I've been enforcing the chore chart schedule I began a year ago and have not returned their xBox since they lost the privilege of playing it a week ago because they constantly fight about whose turn it is. Life is just more pleasant without it. Because we're tired of finding towels on the floor after one use, Aquaman suggested we get rid of all towels and give each boy one of a different color. So I bought three plush, brightly colored towels. They are wrapped and under the tree. Each boy gets one. They can only use that one towel. If they leave it on the floor, we know the offender based on the color and they're stuck using it off the floor rather than claiming it is someone else's and getting a new one from the bathroom cabinet.

Instead of reaching down to pick up something on the floor while thinking, "If I don't pick it up, no one else will," I've begun waiting until there's a boy around. I make him do it.
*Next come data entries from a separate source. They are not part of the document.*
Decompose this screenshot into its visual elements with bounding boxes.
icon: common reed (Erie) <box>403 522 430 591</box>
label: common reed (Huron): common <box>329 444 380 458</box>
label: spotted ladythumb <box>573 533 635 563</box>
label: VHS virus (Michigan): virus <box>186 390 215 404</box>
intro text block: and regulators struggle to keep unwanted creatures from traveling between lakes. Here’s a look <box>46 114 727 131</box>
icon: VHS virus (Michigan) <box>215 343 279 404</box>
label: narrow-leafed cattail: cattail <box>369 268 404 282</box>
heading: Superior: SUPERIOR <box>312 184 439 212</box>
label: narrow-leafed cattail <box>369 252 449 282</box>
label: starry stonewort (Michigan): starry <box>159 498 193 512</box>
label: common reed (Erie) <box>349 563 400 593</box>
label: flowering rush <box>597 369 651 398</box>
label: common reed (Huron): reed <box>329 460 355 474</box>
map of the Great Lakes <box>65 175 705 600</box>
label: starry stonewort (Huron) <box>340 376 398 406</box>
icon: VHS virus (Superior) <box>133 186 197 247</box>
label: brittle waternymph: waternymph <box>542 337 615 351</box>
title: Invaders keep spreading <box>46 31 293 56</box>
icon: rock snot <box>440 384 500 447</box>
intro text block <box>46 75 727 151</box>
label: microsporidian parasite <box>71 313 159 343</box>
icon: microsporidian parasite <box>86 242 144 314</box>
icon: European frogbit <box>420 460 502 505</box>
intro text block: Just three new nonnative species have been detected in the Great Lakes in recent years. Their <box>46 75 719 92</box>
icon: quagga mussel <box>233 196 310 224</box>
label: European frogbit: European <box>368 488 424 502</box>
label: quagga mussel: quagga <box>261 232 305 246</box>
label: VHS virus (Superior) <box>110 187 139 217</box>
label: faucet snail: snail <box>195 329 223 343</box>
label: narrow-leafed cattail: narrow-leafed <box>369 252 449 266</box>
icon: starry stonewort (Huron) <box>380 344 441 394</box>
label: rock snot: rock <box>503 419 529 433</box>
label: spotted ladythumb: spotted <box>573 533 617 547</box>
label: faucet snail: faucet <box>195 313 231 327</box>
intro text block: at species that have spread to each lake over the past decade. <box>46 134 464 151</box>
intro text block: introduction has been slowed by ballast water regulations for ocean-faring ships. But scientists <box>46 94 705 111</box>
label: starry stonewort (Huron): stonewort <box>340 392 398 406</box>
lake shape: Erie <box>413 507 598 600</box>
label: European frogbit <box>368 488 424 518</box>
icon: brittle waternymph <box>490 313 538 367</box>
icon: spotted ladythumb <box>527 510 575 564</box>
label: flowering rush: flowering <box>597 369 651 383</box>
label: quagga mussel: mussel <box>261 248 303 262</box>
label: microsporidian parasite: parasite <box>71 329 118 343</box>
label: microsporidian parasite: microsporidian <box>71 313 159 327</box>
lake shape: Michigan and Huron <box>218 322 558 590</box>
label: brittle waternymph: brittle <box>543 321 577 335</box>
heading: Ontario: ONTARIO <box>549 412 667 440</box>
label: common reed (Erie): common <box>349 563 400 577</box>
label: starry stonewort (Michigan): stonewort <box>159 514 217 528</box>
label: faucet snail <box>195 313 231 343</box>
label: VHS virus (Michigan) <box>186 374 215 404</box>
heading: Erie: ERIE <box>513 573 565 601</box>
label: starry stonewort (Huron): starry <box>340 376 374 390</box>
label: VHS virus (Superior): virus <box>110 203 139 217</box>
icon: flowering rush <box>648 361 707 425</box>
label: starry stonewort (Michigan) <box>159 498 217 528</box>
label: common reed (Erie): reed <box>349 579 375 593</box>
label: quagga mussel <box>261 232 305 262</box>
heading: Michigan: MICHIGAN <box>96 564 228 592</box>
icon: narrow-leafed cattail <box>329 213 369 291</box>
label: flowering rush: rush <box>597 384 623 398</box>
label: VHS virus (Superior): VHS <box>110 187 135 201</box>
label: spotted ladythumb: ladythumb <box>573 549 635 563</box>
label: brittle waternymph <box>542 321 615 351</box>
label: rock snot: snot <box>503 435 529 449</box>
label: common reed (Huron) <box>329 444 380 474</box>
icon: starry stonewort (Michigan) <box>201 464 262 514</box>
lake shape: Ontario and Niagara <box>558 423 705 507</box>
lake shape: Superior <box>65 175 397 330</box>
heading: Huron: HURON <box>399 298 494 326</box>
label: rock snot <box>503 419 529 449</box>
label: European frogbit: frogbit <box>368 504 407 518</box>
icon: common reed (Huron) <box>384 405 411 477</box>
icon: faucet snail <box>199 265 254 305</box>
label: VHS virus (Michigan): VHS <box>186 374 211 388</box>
I had a talk with The Redhead about how he can't run away from conflict (and certainly can't leave the house without telling a parent) and that the best thing for him to do when there's a crazy morning with someone yelling is to ask, "What can I do to help?" or even better, "I'll clean up the poop, Mom." I explained that if he didn't want to be yelled at, he should step up and do his chores, get ready for school on his own, and help around the house. I emphasized the point that I could do it all, but that it stressed me out and shouting would probably be involved. He seemed to understand this.

Raising three middle school boys at once is tough work. We visited my brother, who has two daughters of similar ages, recently. The differences that exist between girls and boys was glaringly obvious. My nieces are happy and talkative and animated. When a friend waves to them they smile and wave back. When a friend waves to the boys, they shrug their shoulders and look away. They are moody. They are rude. They are selfish. I know this is normal because I read The Male Brain by Louann Brizendine, M.D.

But it's still hard. And you know what? I refuse to be the shrew. I refuse to be the mom who yells and nags and never lets up. I have taught them about personal hygiene -- they just opt not to groom themselves. If it reaches the point that I can smell them, I will inform them that they won't be going anywhere or doing anything until they bathe. They know what chores to do and when, they just try to get out of it. So I'll use the same technique: go nowhere, do nothing until chores are done. On the agenda this afternoon is teaching The Redhead how to do his own laundry.

We'll see how it goes. But I'm done yelling.